The sludge spreading stopped around two decades ago when the cornfield was subdivided into house lots. One of the homes constructed there was purchased early in 2020 by a couple in their early 30s, Ashley and Troy Reny. Later that year, the DEP informed them that their well water contained roughly 1,250 times the state’s standard for the six PFAS compounds tested.

There is much more in the article, including this:

[PFAS health impacts --Credit: NRDC Source: European Environment Agency, Emerging Chemical Risks in Europe—PFAS]
PFAS health impacts –Credit: NRDC Source: European Environment Agency, Emerging Chemical Risks in Europe—PFAS

At one time, the couple raised nearly everything from their garden, she said, but the list of vegetables has shrunk to those — like tomatoes and potatoes — that the Maine CDC has informed them appear least likely to take up PFAS into the edible portions.

Knowing how little PFAS food testing has been done, Lawrence Higgins no longer hunts deer. The Maine Department of Inland Fisheries and Wildlife has a deer consumption advisory posted for Fairfield, based on levels found in five of the eight deer initially tested.

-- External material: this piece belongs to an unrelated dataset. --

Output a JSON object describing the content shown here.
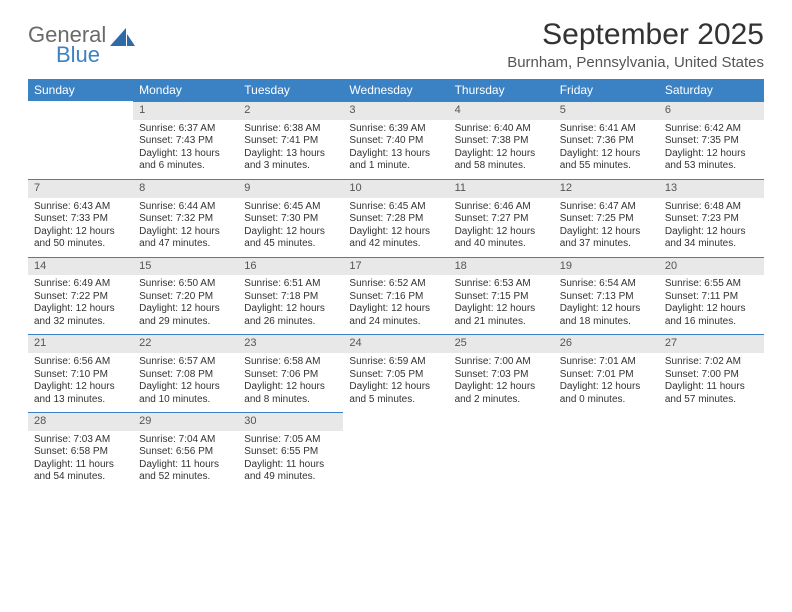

Even choices at the supermarket now are daunting, Penny Higgins added. “And what about the farmers’ markets around here? I don’t know what’s safe to eat anymore.”

[Home diagram PFAS sources --Illustration by Tim Peacock. Source: Environ. Sci.: Processes Impacts, 2020,22, 2345-2373.]
Home diagram PFAS sources –Illustration by Tim Peacock. Source: Environ. Sci.: Processes Impacts, 2020,22, 2345-2373.

Thanks to WWALS Science Committee Chair Dr. Tom Potter for finding this article.

It’s time for U.S. EPA, FDEP, and GA-EPD to do something about this PFAS problem.